Faced with the works of Jonathan Meese we also experience a very disquieting sensation, due to the obsessive, chaotic accumulation of the widest variety of things, making it ideologically charged. Meese leads us into his private vision of the world, constructing bizarre objects like the paper dolls included in this show, which wear tiny wigs, or the display case in the first room of the gallery, which contains a toy rifle, drawings, photos, bronze syringes, puppets, all objects from his strange, special inner universe.

In ‘Views from American attics IV’’ Brian Tolle expresses a surreal vision between illusion and reality, through the photograph of a red brick wall framed by a fake brick wall made with red painted styrofoam.
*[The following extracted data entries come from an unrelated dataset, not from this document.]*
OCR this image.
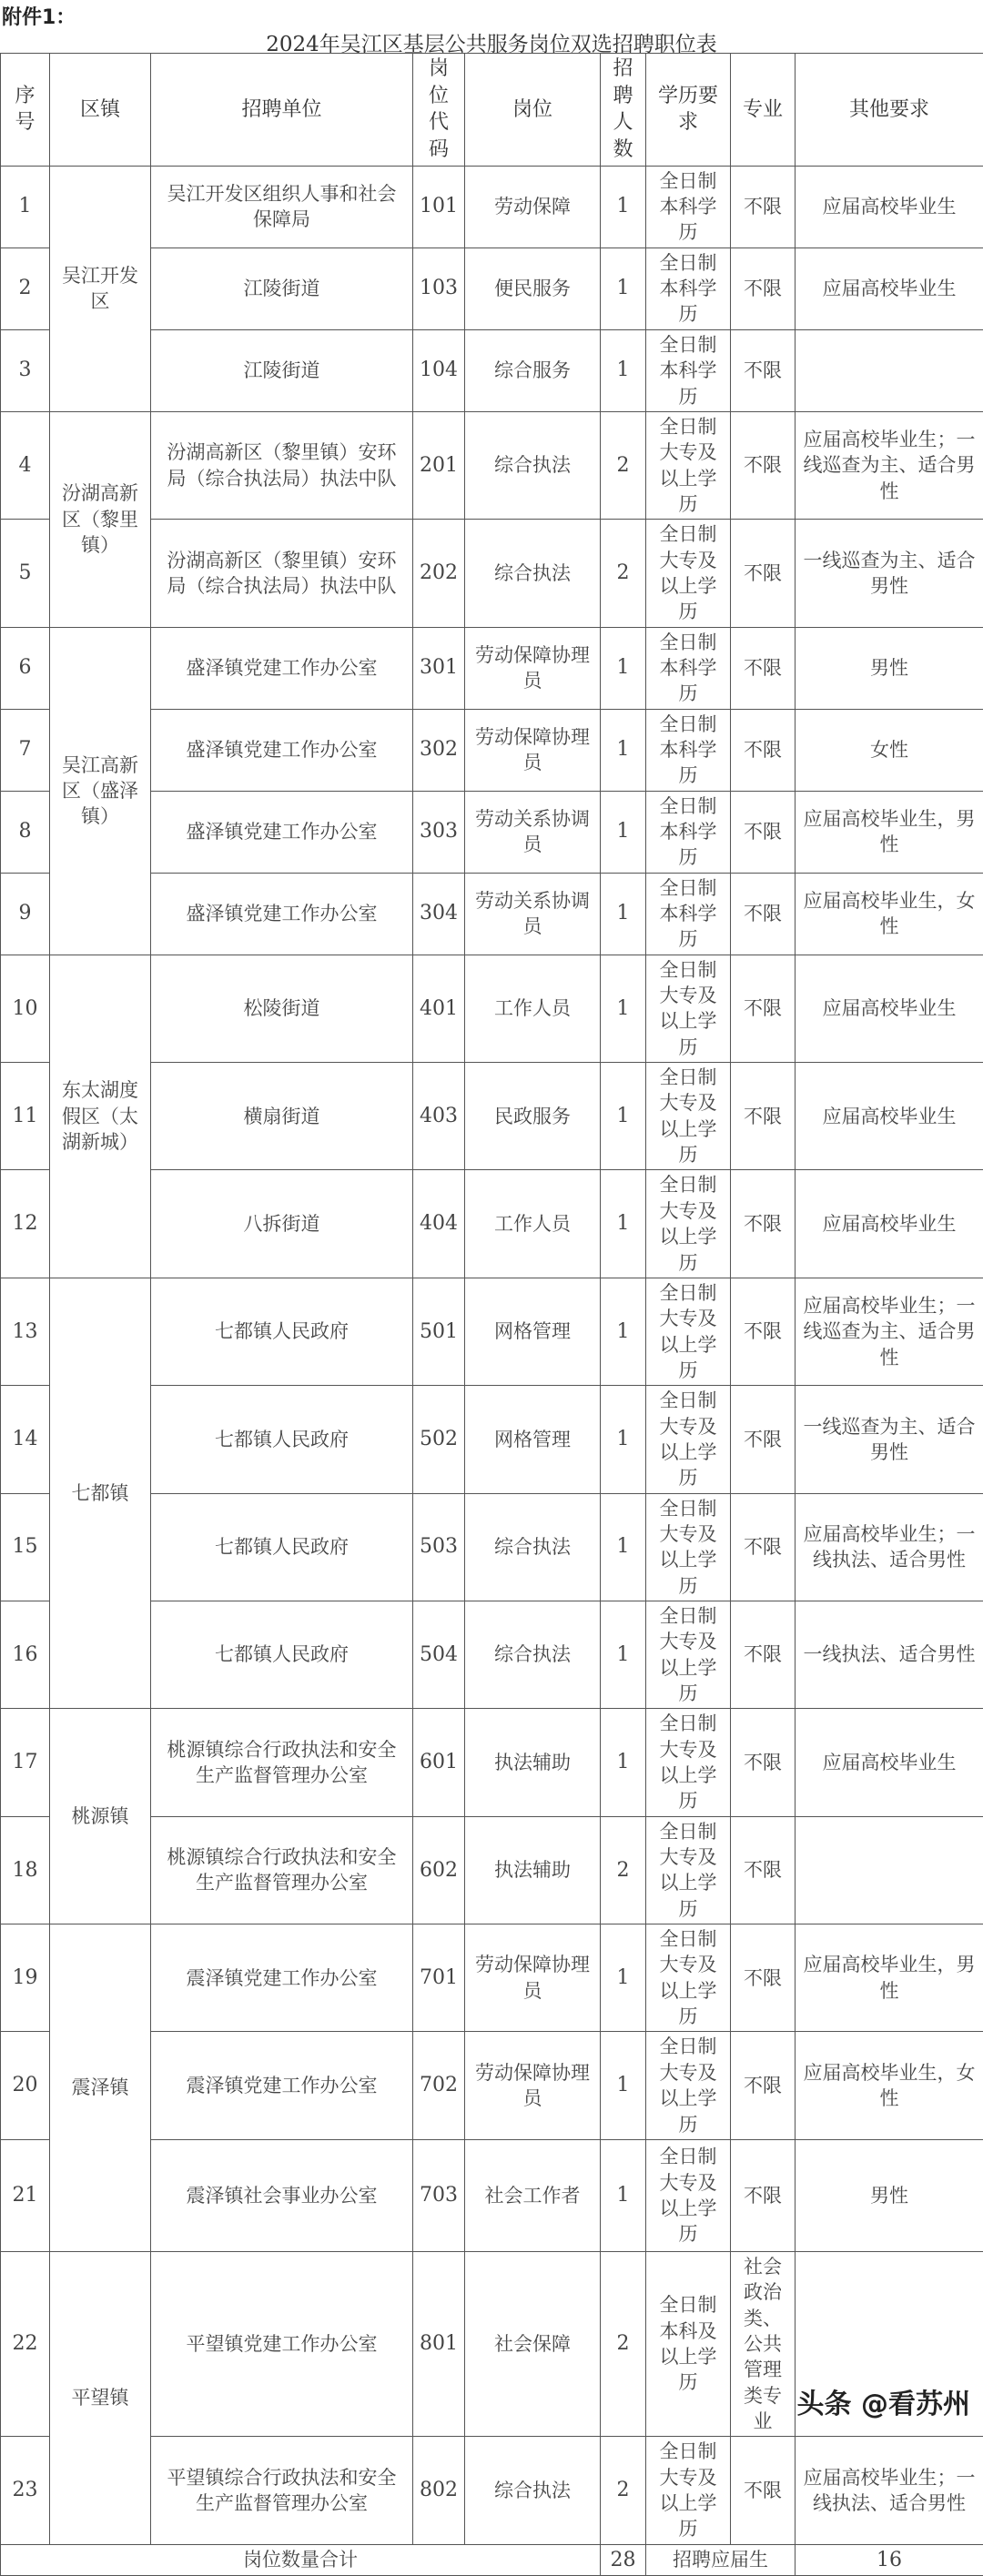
附件1：
2024年吴江区基层公共服务岗位双选招聘职位表
序号	区镇	招聘单位	岗位代码	岗位	招聘人数	学历要求	专业	其他要求
1	吴江开发区	吴江开发区组织人事和社会保障局	101	劳动保障	1	全日制本科学历	不限	应届高校毕业生
2		江陵街道	103	便民服务	1	全日制本科学历	不限	应届高校毕业生
3		江陵街道	104	综合服务	1	全日制本科学历	不限	
4	汾湖高新区（黎里镇）	汾湖高新区（黎里镇）安环局（综合执法局）执法中队	201	综合执法	2	全日制大专及以上学历	不限	应届高校毕业生；一线巡查为主、适合男性
5		汾湖高新区（黎里镇）安环局（综合执法局）执法中队	202	综合执法	2	全日制大专及以上学历	不限	一线巡查为主、适合男性
6	吴江高新区（盛泽镇）	盛泽镇党建工作办公室	301	劳动保障协理员	1	全日制本科学历	不限	男性
7		盛泽镇党建工作办公室	302	劳动保障协理员	1	全日制本科学历	不限	女性
8		盛泽镇党建工作办公室	303	劳动关系协调员	1	全日制本科学历	不限	应届高校毕业生，男性
9		盛泽镇党建工作办公室	304	劳动关系协调员	1	全日制本科学历	不限	应届高校毕业生，女性
10	东太湖度假区（太湖新城）	松陵街道	401	工作人员	1	全日制大专及以上学历	不限	应届高校毕业生
11		横扇街道	403	民政服务	1	全日制大专及以上学历	不限	应届高校毕业生
12		八拆街道	404	工作人员	1	全日制大专及以上学历	不限	应届高校毕业生
13	七都镇	七都镇人民政府	501	网格管理	1	全日制大专及以上学历	不限	应届高校毕业生；一线巡查为主、适合男性
14		七都镇人民政府	502	网格管理	1	全日制大专及以上学历	不限	一线巡查为主、适合男性
15		七都镇人民政府	503	综合执法	1	全日制大专及以上学历	不限	应届高校毕业生；一线执法、适合男性
16		七都镇人民政府	504	综合执法	1	全日制大专及以上学历	不限	一线执法、适合男性
17	桃源镇	桃源镇综合行政执法和安全生产监督管理办公室	601	执法辅助	1	全日制大专及以上学历	不限	应届高校毕业生
18		桃源镇综合行政执法和安全生产监督管理办公室	602	执法辅助	2	全日制大专及以上学历	不限	
19	震泽镇	震泽镇党建工作办公室	701	劳动保障协理员	1	全日制大专及以上学历	不限	应届高校毕业生，男性
20		震泽镇党建工作办公室	702	劳动保障协理员	1	全日制大专及以上学历	不限	应届高校毕业生，女性
21		震泽镇社会事业办公室	703	社会工作者	1	全日制大专及以上学历	不限	男性
22	平望镇	平望镇党建工作办公室	801	社会保障	2	全日制本科及以上学历	社会政治类、公共管理类专业	
23		平望镇综合行政执法和安全生产监督管理办公室	802	综合执法	2	全日制大专及以上学历	不限	应届高校毕业生；一线执法、适合男性
岗位数量合计					28	招聘应届生		16
头条 @看苏州
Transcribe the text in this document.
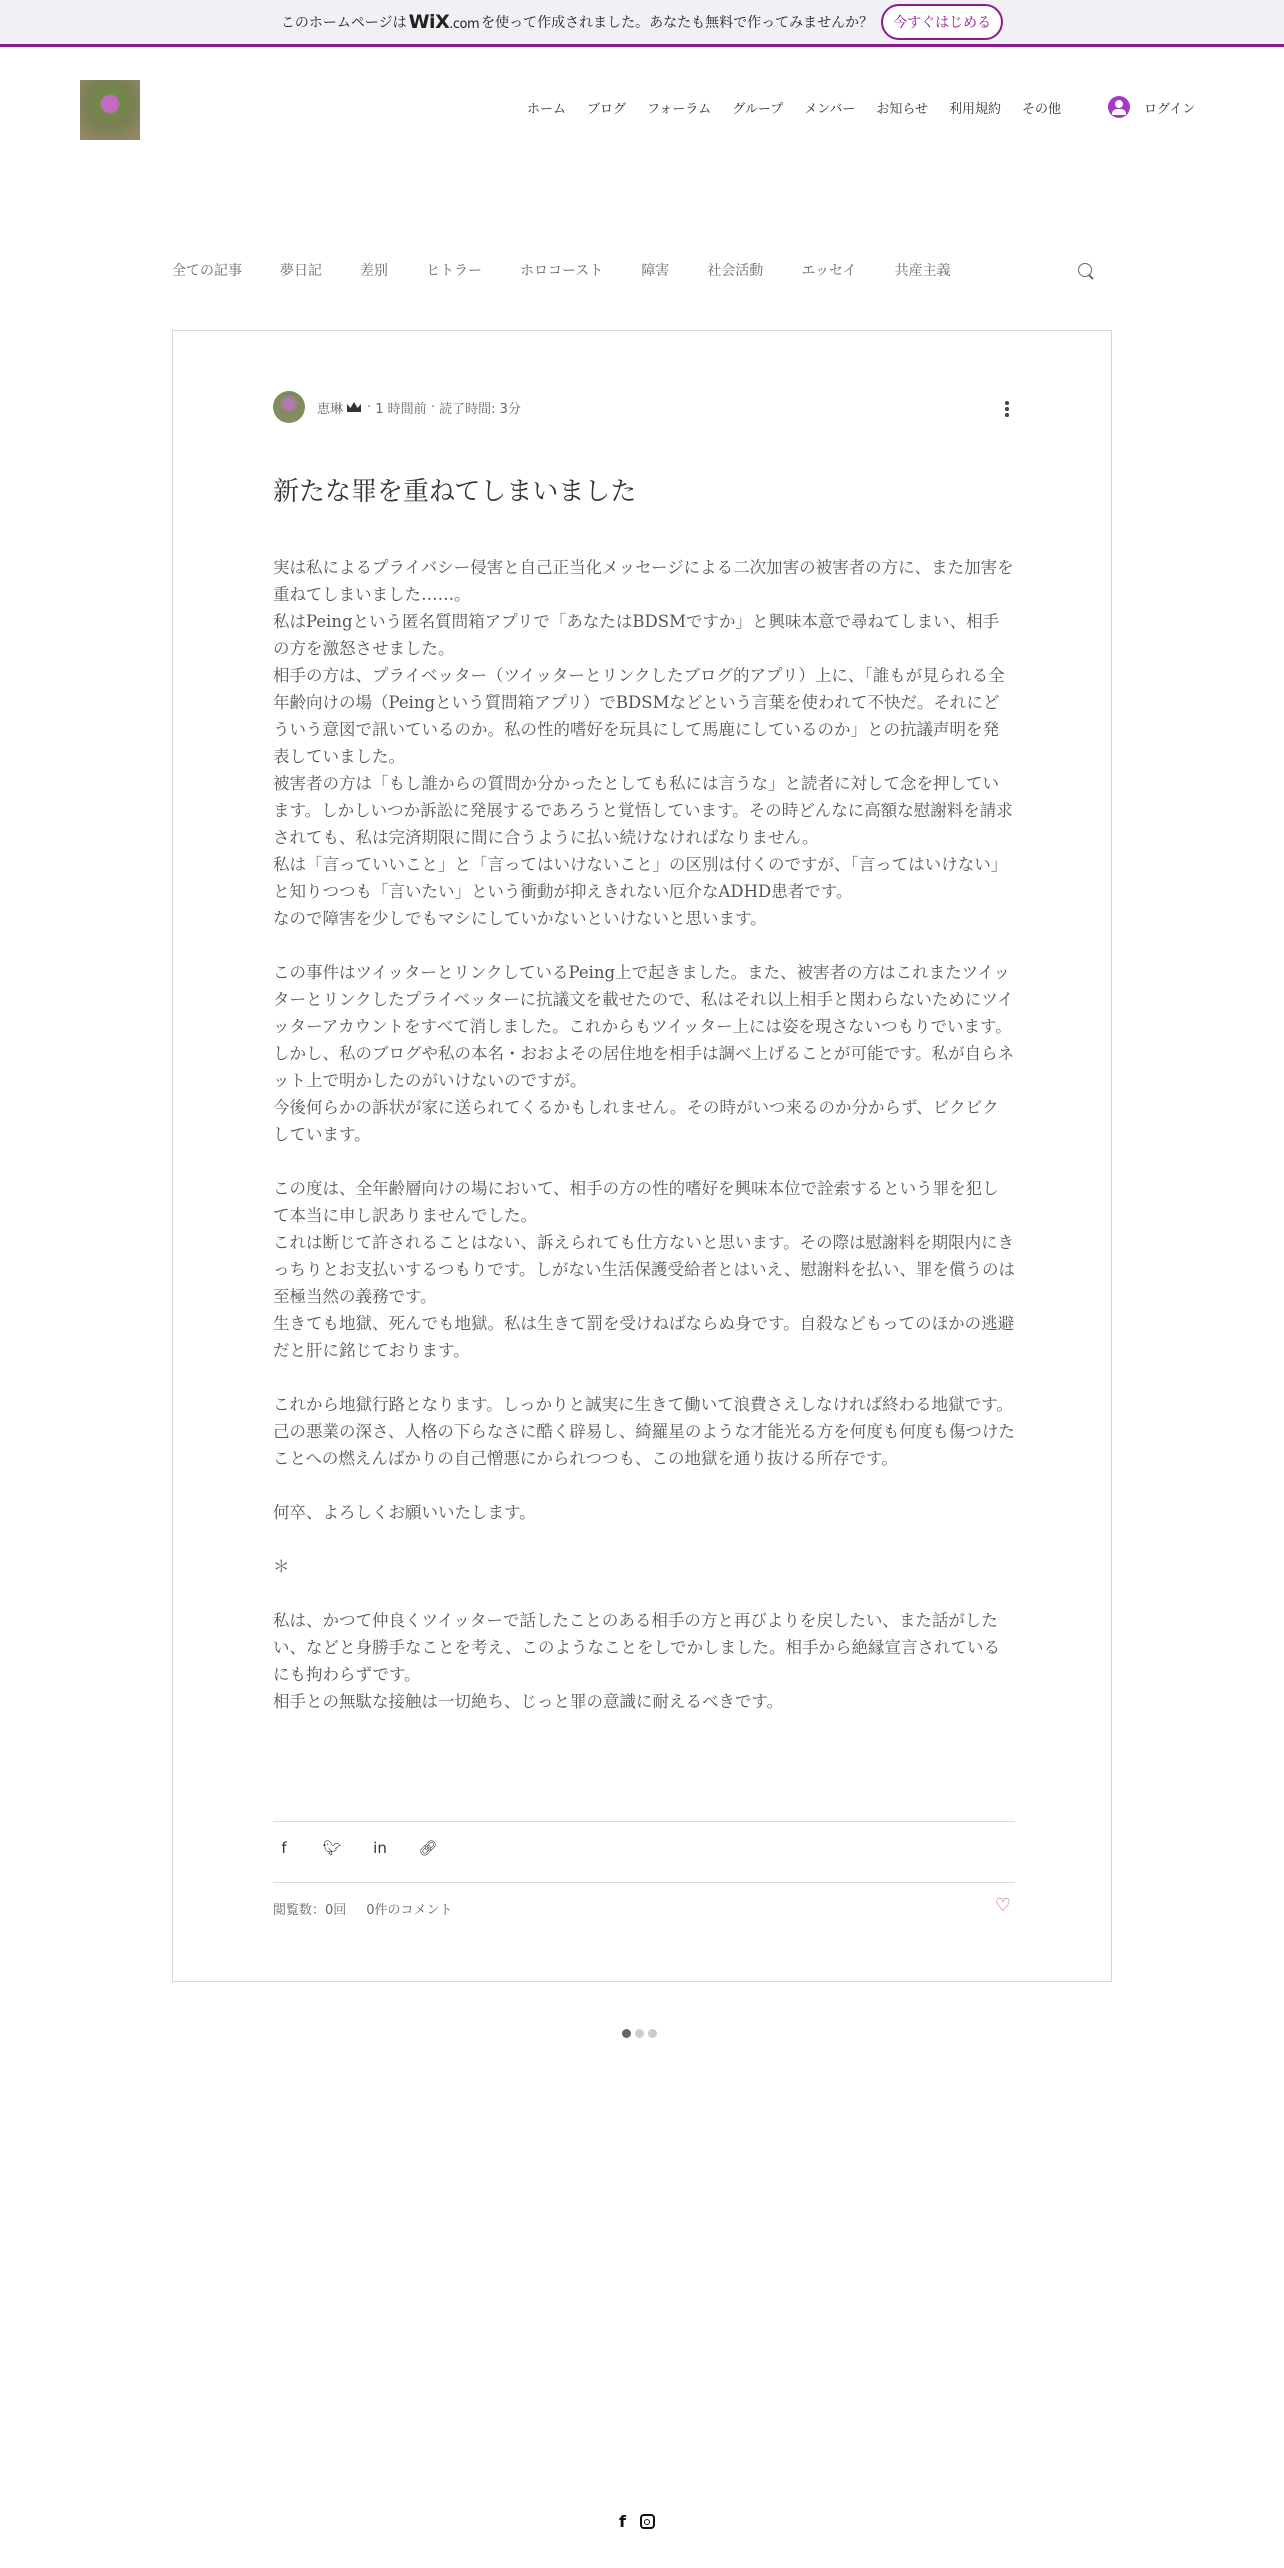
このホームページは WiX.com を使って作成されました。あなたも無料で作ってみませんか？	今すぐはじめる
ホーム ブログ フォーラム グループ メンバー お知らせ 利用規約 その他	ログイン
全ての記事	夢日記	差別	ヒトラー	ホロコースト	障害	社会活動	エッセイ	共産主義
恵琳 · 1 時間前 · 読了時間: 3分
新たな罪を重ねてしまいました

実は私によるプライバシー侵害と自己正当化メッセージによる二次加害の被害者の方に、また加害を重ねてしまいました……。

私はPeingという匿名質問箱アプリで「あなたはBDSMですか」と興味本意で尋ねてしまい、相手の方を激怒させました。

相手の方は、プライベッター（ツイッターとリンクしたブログ的アプリ）上に、「誰もが見られる全年齢向けの場（Peingという質問箱アプリ）でBDSMなどという言葉を使われて不快だ。それにどういう意図で訊いているのか。私の性的嗜好を玩具にして馬鹿にしているのか」との抗議声明を発表していました。

被害者の方は「もし誰からの質問か分かったとしても私には言うな」と読者に対して念を押しています。しかしいつか訴訟に発展するであろうと覚悟しています。その時どんなに高額な慰謝料を請求されても、私は完済期限に間に合うように払い続けなければなりません。

私は「言っていいこと」と「言ってはいけないこと」の区別は付くのですが、「言ってはいけない」と知りつつも「言いたい」という衝動が抑えきれない厄介なADHD患者です。

なので障害を少しでもマシにしていかないといけないと思います。

この事件はツイッターとリンクしているPeing上で起きました。また、被害者の方はこれまたツイッターとリンクしたプライベッターに抗議文を載せたので、私はそれ以上相手と関わらないためにツイッターアカウントをすべて消しました。これからもツイッター上には姿を現さないつもりでいます。

しかし、私のブログや私の本名・おおよその居住地を相手は調べ上げることが可能です。私が自らネット上で明かしたのがいけないのですが。

今後何らかの訴状が家に送られてくるかもしれません。その時がいつ来るのか分からず、ビクビクしています。

この度は、全年齢層向けの場において、相手の方の性的嗜好を興味本位で詮索するという罪を犯して本当に申し訳ありませんでした。

これは断じて許されることはない、訴えられても仕方ないと思います。その際は慰謝料を期限内にきっちりとお支払いするつもりです。しがない生活保護受給者とはいえ、慰謝料を払い、罪を償うのは至極当然の義務です。

生きても地獄、死んでも地獄。私は生きて罰を受けねばならぬ身です。自殺などもってのほかの逃避だと肝に銘じております。

これから地獄行路となります。しっかりと誠実に生きて働いて浪費さえしなければ終わる地獄です。己の悪業の深さ、人格の下らなさに酷く辟易し、綺羅星のような才能光る方を何度も何度も傷つけたことへの燃えんばかりの自己憎悪にかられつつも、この地獄を通り抜ける所存です。

何卒、よろしくお願いいたします。

＊

私は、かつて仲良くツイッターで話したことのある相手の方と再びよりを戻したい、また話がしたい、などと身勝手なことを考え、このようなことをしでかしました。相手から絶縁宣言されているにも拘わらずです。

相手との無駄な接触は一切絶ち、じっと罪の意識に耐えるべきです。

f	🐦︎ in 🔗︎
閲覧数：0回 0件のコメント	♡
f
Björn Dahlem comes to terms with the representation of physical phenomena in which the use of materials contributes to the idea of compositional divertissement. The work in the exhibition is a plexiglas display case, about three meters high, containing a large styrofoam star and a lit lamp, in a futuristic take on physical-scientific phenomena.

Micheal Joo, with his five gray Coyotes, sculptures in resin, each appx. 60 cm in height, prompts reflection on the animal kingdom, always wavering, as he sees it, between the artificial and the natural.

A ball of adhesive tape on the floor seems to limit the ascent of the jersey held suspended from the ceiling but connected to the ground by a series of rags; this is the extraordinary earth-sky work by John Bock, a fine representation of dynamics and forceful theatrical impact.